Dallas Cię nie zachwyca ? Jako ich kibic jestem też wielkim malkontentem w ich grze jak np. w poprzednim sezonie, kiedy wyśmiałem mówienie o walce o misia przez Novtzkiego czy nawet tu na forum kłóciłem się, że odpadną już w pierwszej rundzie z SAS.
Ale Dallas dawno nie byli tak mocni jak obecnie, chyba od czasu jak wielkie trio tworzył Nash, Novitzki i Finley.

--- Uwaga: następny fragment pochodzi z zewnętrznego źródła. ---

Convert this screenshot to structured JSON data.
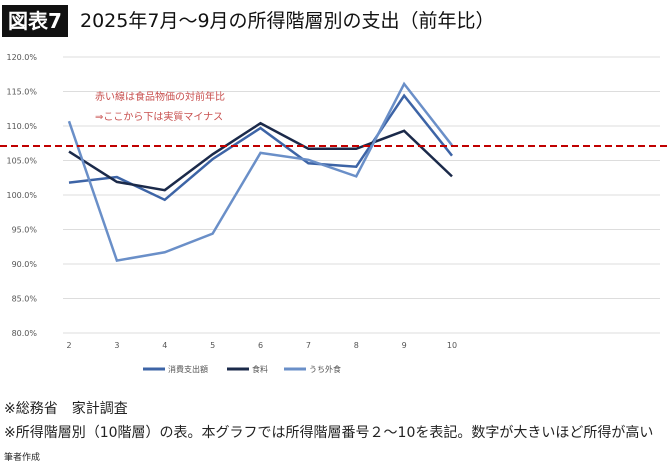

Organizacyjnie koszykówka Mavs jest bez zarzutu, świetnie wyglądają w ofensywie, dzieleniu się piłką, wreszcie ruchliwy center, śmiało zaryzykuje, że Tyson Chandleer to jeden z lepszych centrów przeciągu ostatnich 20 lat w Texasie, chociaż nietypowy to jednak nie tylko bardzo dobry w ofensywie ale też niezły na tablicach. Teraz pod kosz nie trzeba grać tylko do Novitzkiego, który i tak najlepiej się czuje na półdystansie, gdzie zresztą jest niekwestionowanym królem już od dłuższego czasu w NBA. Kidd stary, ale swoje asysty robi.
Przeprowadzka Tysona poprawiła też obronę. Dobrze jest też na ławce - Terry to absolutna czołówka od lat sixth man. Bestia Haywood, a jeszcze zobaczysz na co stać Beauboisa jak wróci po kontuzji.
Oj tak, Mavs moim zdaniem mogą walczyć nawet o misia
Niech ich tylko kontuzje omijają.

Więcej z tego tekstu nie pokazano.